En ouverture des hommages publiés par Ethnologie française (2021, vol. 51, no 3), Martin Olivera montre combien, loin de se cantonner à une ethnologie de certaines communautés tsiganes, travail qui n’aurait finalement d’intérêt que pour une poignée de pairs, la recherche menée par Patrick Williams auprès des Manouches de la Creuse et des Roms kalderash de Paris ouvre avant tout le champ d’une réflexion beaucoup plus large touchant à la démarche anthropologique en général que ce soit dans l’attention accordée au particulier ou dans la manière d’en rendre compte. Autrement dit, en relisant l’ensemble de ses publications, l’on aurait pu ou dû observer en ethnologie un avant et un après Patrick Williams. Même constat dans le texte des anthropologues italiens Stefania Pontrandolfo et Marco Solimene qui soulignent combien la manière dont Patrick Williams a contribué, à travers une ethnographie de groupes tsiganes considérée comme « pratique des épistémologies romanès », à une réflexion contemporaine sur le savoir anthropologique. Comme chez Martin Olivera, le terme « finesse » revient chez eux pour décrire la qualité d’analyse dont Patrick Williams a su faire preuve tout au long de sa recherche.
Lise Foisneau, après avoir pensé dans un premier temps revenir sur Nous, on n’en parle pas. Les vivants et les morts chez les Manouches (1993), a plutôt choisi pour y donner suite de mettre ses pas dans ceux de l’auteur en se rendant dans la Creuse pour y rencontrer les familles de ses amis manouches Dès lors, ce sont ces familles qui nous parlent de « Patrick » et de l’impact du « Livre » dans leur vie.
C’est à un autre aspect du travail de Patrick Williams que Jean-Pierre Digard rend ici hommage : celui qu’il avait développé avec son complice Jean Jamin dans le domaine de l’anthropologie du jazz.
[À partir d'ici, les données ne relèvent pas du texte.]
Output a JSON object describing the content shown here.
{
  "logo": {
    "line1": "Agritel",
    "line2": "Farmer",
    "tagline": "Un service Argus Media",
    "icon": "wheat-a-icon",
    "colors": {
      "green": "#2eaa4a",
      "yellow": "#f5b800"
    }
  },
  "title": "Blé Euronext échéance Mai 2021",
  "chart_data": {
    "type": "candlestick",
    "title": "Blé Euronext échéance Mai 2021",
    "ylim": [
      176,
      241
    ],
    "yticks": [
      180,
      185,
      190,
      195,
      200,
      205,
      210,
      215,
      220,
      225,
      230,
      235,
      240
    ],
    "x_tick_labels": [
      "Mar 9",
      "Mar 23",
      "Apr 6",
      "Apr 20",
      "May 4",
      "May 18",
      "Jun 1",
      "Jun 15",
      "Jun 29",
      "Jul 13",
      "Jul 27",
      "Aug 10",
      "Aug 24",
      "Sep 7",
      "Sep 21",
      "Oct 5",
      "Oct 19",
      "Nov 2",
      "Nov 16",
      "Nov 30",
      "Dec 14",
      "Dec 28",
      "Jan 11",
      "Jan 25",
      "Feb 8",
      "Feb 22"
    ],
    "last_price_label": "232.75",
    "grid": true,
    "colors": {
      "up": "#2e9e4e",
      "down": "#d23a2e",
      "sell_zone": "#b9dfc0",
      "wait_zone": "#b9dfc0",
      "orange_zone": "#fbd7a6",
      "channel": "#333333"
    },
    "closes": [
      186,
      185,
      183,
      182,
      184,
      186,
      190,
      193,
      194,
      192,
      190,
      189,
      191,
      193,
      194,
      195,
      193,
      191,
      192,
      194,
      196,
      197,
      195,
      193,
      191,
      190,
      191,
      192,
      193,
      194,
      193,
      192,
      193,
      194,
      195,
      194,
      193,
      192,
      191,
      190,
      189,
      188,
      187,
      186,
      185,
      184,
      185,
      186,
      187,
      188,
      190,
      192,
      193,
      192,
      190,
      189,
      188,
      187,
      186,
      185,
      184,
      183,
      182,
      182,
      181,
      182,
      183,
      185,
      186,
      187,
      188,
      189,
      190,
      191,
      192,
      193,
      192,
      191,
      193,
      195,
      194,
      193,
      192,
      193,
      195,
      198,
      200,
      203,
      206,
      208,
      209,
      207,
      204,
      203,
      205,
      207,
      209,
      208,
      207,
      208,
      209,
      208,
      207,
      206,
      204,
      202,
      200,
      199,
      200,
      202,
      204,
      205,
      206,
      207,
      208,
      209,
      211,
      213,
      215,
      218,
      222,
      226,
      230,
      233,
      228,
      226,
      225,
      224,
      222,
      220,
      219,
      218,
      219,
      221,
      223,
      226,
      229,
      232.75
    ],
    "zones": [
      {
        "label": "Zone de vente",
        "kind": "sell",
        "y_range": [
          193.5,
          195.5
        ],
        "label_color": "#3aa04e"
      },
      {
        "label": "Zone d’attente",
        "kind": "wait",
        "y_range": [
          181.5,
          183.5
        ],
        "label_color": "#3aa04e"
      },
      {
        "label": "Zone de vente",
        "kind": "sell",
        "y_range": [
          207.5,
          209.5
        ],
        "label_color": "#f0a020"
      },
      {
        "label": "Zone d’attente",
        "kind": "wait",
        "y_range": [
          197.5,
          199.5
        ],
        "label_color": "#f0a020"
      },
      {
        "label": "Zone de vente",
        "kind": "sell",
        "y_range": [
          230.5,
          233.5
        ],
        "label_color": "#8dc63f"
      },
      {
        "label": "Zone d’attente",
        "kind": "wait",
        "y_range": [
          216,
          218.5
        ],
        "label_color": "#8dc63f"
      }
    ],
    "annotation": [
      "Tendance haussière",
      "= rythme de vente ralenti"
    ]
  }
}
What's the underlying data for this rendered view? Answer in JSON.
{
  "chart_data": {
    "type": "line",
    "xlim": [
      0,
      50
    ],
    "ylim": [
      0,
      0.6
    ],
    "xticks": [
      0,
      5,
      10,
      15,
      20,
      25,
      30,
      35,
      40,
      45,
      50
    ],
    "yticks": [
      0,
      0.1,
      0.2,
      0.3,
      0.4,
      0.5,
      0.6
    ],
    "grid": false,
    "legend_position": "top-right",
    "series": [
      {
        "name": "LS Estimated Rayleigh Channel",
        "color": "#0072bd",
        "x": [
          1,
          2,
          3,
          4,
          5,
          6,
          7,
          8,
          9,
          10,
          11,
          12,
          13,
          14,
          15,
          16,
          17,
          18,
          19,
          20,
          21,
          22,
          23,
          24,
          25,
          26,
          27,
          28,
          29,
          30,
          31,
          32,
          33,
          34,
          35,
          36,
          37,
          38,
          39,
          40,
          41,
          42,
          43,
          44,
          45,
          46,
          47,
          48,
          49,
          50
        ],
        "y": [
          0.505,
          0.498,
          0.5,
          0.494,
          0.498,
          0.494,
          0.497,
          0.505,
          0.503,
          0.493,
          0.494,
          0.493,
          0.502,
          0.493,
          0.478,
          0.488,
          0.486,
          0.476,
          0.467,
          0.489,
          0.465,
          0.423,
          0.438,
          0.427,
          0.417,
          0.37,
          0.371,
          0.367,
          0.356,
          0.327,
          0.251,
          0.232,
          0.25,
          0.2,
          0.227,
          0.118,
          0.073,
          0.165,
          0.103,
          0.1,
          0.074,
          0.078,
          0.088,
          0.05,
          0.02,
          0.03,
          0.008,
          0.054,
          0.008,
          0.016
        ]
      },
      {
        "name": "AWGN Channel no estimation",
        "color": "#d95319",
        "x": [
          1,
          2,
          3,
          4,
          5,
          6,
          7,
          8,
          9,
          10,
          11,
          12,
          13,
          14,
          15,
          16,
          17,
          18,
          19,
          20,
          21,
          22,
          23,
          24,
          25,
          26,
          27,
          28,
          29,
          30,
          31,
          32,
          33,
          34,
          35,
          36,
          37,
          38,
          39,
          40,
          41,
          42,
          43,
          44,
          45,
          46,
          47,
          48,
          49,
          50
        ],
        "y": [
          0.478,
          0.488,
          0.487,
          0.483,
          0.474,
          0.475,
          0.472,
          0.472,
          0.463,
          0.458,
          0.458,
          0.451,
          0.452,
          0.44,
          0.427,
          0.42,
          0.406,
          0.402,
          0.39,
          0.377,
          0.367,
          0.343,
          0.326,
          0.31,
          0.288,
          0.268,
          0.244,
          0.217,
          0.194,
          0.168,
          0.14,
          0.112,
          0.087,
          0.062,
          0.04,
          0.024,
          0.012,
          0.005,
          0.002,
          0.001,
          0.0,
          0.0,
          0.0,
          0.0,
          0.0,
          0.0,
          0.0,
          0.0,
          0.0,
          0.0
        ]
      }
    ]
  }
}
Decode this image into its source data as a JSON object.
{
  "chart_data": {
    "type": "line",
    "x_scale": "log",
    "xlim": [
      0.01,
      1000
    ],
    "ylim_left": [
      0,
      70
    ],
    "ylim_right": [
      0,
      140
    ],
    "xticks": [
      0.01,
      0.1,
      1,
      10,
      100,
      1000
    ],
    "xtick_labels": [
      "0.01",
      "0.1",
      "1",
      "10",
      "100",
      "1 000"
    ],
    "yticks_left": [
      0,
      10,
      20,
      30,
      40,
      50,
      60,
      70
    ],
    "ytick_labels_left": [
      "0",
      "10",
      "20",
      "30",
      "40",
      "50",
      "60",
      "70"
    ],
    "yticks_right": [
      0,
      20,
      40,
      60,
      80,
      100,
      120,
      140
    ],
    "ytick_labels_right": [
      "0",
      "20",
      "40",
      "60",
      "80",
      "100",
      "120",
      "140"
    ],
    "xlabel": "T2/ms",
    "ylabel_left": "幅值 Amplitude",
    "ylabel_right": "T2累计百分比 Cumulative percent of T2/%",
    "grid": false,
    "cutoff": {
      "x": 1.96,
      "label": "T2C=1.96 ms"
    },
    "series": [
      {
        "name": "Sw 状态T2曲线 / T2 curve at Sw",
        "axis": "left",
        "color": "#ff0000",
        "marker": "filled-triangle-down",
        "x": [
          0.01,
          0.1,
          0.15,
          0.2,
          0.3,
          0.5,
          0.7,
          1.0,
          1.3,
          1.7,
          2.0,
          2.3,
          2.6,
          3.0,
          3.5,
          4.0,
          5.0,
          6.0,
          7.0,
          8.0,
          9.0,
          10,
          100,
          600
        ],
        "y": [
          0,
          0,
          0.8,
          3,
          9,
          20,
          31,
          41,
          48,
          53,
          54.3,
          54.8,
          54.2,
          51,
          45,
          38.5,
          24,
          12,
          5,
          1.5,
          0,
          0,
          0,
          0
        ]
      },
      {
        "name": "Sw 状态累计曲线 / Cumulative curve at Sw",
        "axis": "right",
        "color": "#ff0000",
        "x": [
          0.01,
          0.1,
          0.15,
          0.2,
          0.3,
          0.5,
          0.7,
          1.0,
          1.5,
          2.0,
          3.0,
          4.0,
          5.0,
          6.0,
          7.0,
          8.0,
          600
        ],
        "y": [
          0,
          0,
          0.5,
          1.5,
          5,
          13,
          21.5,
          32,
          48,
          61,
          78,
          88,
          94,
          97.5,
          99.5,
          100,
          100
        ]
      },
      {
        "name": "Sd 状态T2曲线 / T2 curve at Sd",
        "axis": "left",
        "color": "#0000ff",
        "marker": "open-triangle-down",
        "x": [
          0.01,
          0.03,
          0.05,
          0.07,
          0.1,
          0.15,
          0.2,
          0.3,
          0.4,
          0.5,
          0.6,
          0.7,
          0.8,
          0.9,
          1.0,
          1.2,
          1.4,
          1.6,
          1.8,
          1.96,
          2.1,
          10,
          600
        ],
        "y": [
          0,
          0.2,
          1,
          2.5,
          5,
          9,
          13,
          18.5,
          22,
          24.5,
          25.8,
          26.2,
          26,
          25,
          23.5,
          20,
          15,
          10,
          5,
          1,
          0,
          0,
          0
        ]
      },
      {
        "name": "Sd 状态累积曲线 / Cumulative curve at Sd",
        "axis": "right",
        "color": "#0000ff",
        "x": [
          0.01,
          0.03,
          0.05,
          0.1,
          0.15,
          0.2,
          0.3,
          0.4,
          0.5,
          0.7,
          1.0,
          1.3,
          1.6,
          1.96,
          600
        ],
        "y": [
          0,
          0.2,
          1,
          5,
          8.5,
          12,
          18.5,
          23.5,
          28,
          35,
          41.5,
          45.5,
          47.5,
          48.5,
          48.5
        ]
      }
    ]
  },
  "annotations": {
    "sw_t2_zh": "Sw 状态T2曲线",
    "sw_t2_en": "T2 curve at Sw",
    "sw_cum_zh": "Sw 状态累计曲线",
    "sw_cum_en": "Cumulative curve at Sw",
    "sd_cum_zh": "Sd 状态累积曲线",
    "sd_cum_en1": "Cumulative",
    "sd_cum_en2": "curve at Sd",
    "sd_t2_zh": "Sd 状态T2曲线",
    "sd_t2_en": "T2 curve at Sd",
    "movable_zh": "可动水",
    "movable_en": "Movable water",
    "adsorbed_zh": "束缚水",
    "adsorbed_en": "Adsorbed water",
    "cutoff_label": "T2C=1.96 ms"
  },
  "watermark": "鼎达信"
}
Jean-Pierre Digard intervient en tant que passionné de jazz ayant suivi avec grand bonheur les huit années du séminaire qu’ils avaient organisé à l’EHESS. Passionné de jazz qui souligne l’apport anthropologique de publications telles que Jazz et anthropologie (2001), les textes sur Django Reinhardt (1991, 2010) ou encore Une anthropologie du jazz (2010).
Enfin, Jean Jamin, qu’on aurait attendu aussi sur le jazz, a préféré continuer à dialoguer avec son ami disparu dans le domaine de la littérature, que ce soit autour de la figure de Heathcliff, le « Bohémien » des Hauts de Hurle-Vent ou de l’œuvre de Blaise Cendrars, auteur si cher à Patrick Williams.
Ces textes de collègues et d’amis sont précédés d’extraits d’un livre encore inédit de Patrick Williams, sorte de testament intellectuel qu’il avait fait circuler peu avant sa mort dans un cercle étroit de proches. Les passages retenus retracent d’une part les chemins qui l’ont amené à l’ethnologie alors qu’il était devenu depuis quelques années chef d’une famille de Roms kalderash de Paris, et restituent d’autre part le sentiment qui l’emporte au terme de son parcours :
Connaître les Rom, les Mānuš et tous les autres pour boire la moelle de l’Univers. Quelle bonne nouvelle : cinquante ans de monographies d’ethnologie sur les “Gitans“, et le résultat : l’ivresse plus que la maîtrise.